Somewhere in the back of my mind I remembered Peter Block’s comment in Flawless Consulting:

“Maintaining control is the center of the value system of most organizations. There is a belief in control that goes beyond effectiveness or good organizational performance. Many managers believe in maintaining control even if keeping control results in poorer performance. There is case after case demonstrating that more participative forms of management are more productive, yet the practice of participative management is not too common. ... Control is the coin of the realm in organizations.”

Agile, as often presented, threatens control in an organization, it appears to say: “remove the managers and give control to the code monkeys software engineers. (i.e. the guys who don’t wash, the same guys managers don’t want speaking to the customers).”

Contrast this with something like PRINCE 2. As regular readers will know I qualified as a PRINCE 2 Practitioner earlier this year. I learned very little about project management on the five day course, and much of what I was taught flew in the face of my own experience. But what PRINCE 2 does present is a control mechanism, or rather lots of control mechanisms.

And there are many management roles: Project Manager, Project Executive, Chief Supplier, Chief Customers, etc. etc. PRINCE 2 will ensure the ritual and appearance of control even if a project is widely out of control. In other words: PRINCE 2 is not a threat to anyone in management.

In contrast Agile, and the organizational learning approach I advocate, do represent a threat to management. They don’t remove management from the picture but they do change the role. And so far Agile methods haven’t done a good job of explaining where management fits in.

So, is anyone still surprised that management don’t get Agile?

I have been convinced for a while now that the main problem in software development is not technology but poor management. Its why when I moved from development to management I went off and got a management degree. I am also convinced that Agile and modern, management practice are totally aligned - go read Changing Software Development if you don’t believe me.

Anyone for Agile Management ?

Monday, July 14, 2008

DisplayLink works well


A few months ago, at the ACCU conference in April to be exact, I was lucky enough to be given a Display Link adaptor. For those who don’t know this device, or the company, it is a little box of magic that plugs into a USB port at one end and a regular monitor at the other, all you have to do then is install a software driver and there you are: a monitor connected to your USB port.

Using this device you can have as many monitors attached to your machine as you have USB ports. No more two screen limit. For manufacturers this could eliminate another port on the machine and reducing cost. Some display manufacturers are already building these into their screens so the days of the video cable could be numbered.

I only got around to installing this on my Mac just before I left for EuroPLoP. I already have a perfectly good LCD display connected to my MacBook the usual way so I had no real need for the DisplayLink device but I wanted to try it all the same.

The install was absolutely painless, just downloaded the drivers from DisplayLink, installed them, plugged everything in and it just worked. Really, first time. 10 minutes, including the download, a reboot and unwrapping the cables.
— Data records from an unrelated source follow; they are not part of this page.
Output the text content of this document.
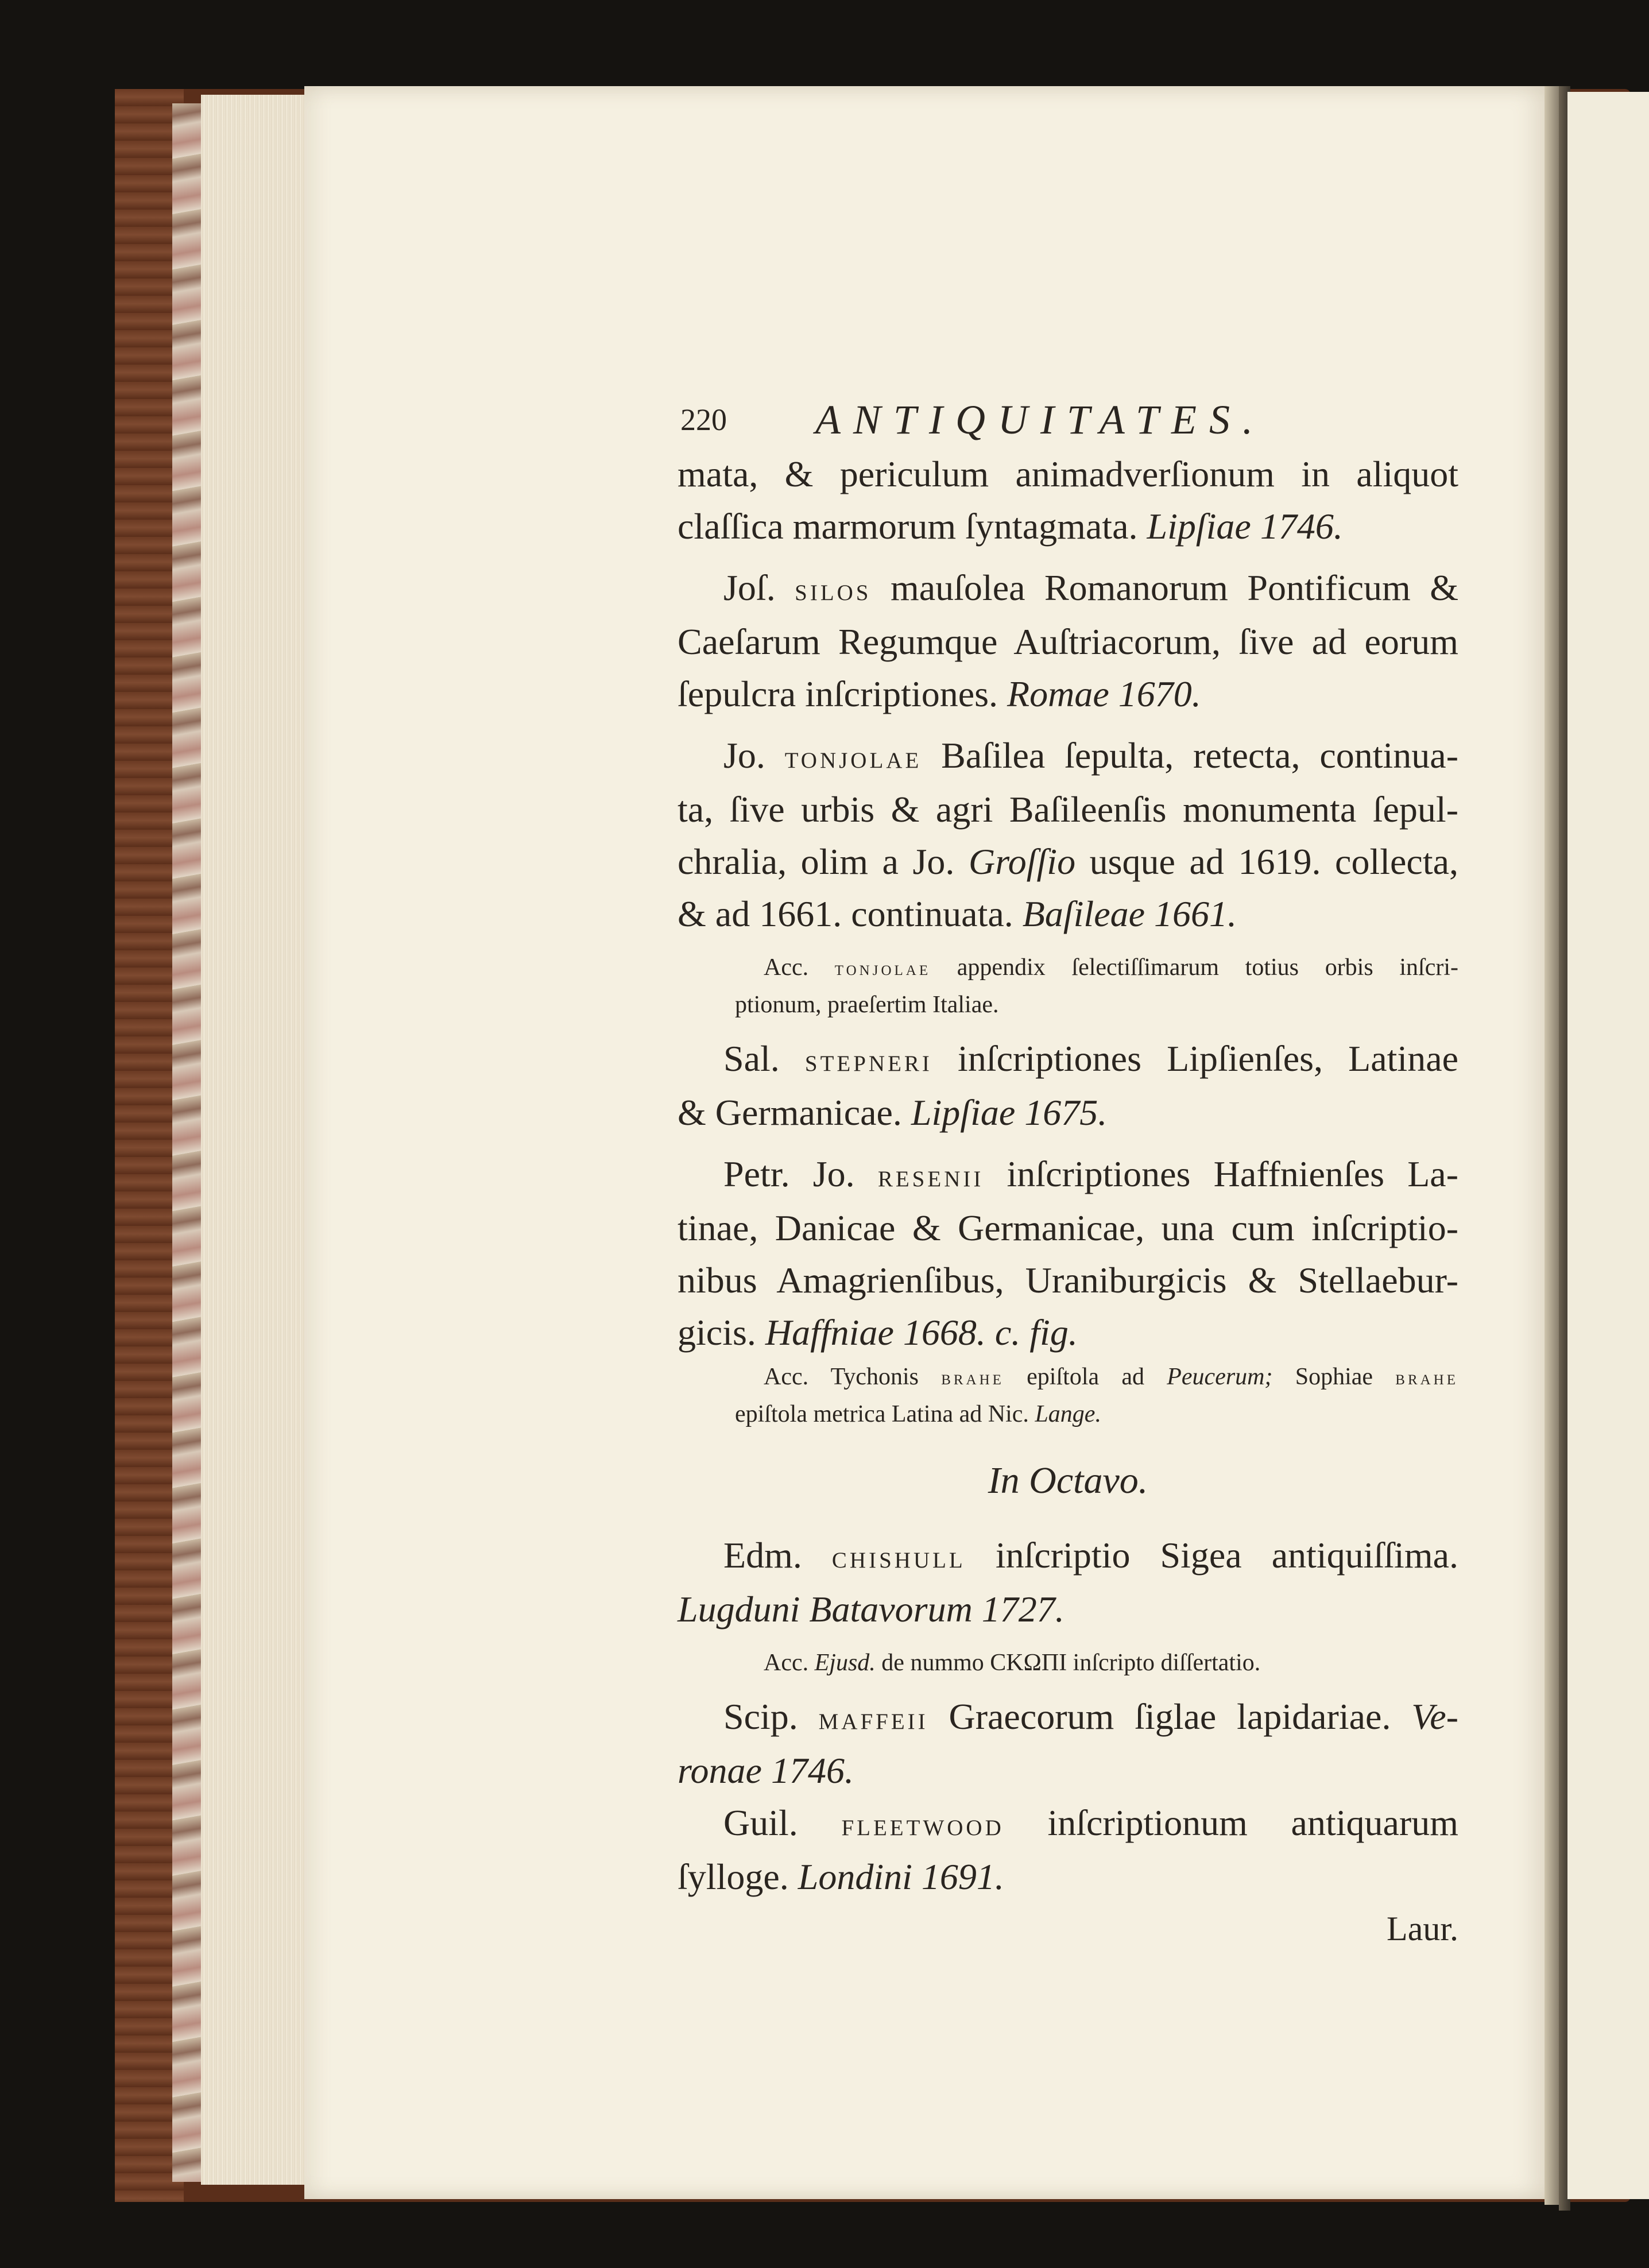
220 ANTIQUITATES.
mata, & periculum animadverſionum in aliquot
claſſica marmorum ſyntagmata. Lipſiae 1746.
Joſ. silos mauſolea Romanorum Pontificum &
Caeſarum Regumque Auſtriacorum, ſive ad eorum
ſepulcra inſcriptiones. Romae 1670.
Jo. tonjolae Baſilea ſepulta, retecta, continua-
ta, ſive urbis & agri Baſileenſis monumenta ſepul-
chralia, olim a Jo. Groſſio usque ad 1619. collecta,
& ad 1661. continuata. Baſileae 1661.
Acc. tonjolae appendix ſelectiſſimarum totius orbis inſcri-
ptionum, praeſertim Italiae.
Sal. stepneri inſcriptiones Lipſienſes, Latinae
& Germanicae. Lipſiae 1675.
Petr. Jo. resenii inſcriptiones Haffnienſes La-
tinae, Danicae & Germanicae, una cum inſcriptio-
nibus Amagrienſibus, Uraniburgicis & Stellaebur-
gicis. Haffniae 1668. c. fig.
Acc. Tychonis brahe epiſtola ad Peucerum; Sophiae brahe
epiſtola metrica Latina ad Nic. Lange.
In Octavo.
Edm. chishull inſcriptio Sigea antiquiſſima.
Lugduni Batavorum 1727.
Acc. Ejusd. de nummo CΚΩΠΙ inſcripto diſſertatio.
Scip. maffeii Graecorum ſiglae lapidariae. Ve-
ronae 1746.
Guil. fleetwood inſcriptionum antiquarum
ſylloge. Londini 1691.
Laur.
Only two small problems: first the USB connector has to plug into my Mac, not the USB hub I have all the other USB devices plugged into. A shame but not the end of the world. Second the display update is a little slower than the dedicated cable. You only notice the slowness when a lot changes on the screen, for word processing and such it is fine.

At the moment the Mac drivers are beta and the release notes say you might notice a speed issue so by the time they are released fully the problem might have gone away. For all I know the full release version might fix the hub problem. (PC versions already have full release drivers so speed might not be an issue there.)

For the moment I’ve switched back to the video cable. If I have to plug the USB cable into the MacBook I might as well plug in the video cable and have full speed. That said, I think its only a matter of time before we are all using these things.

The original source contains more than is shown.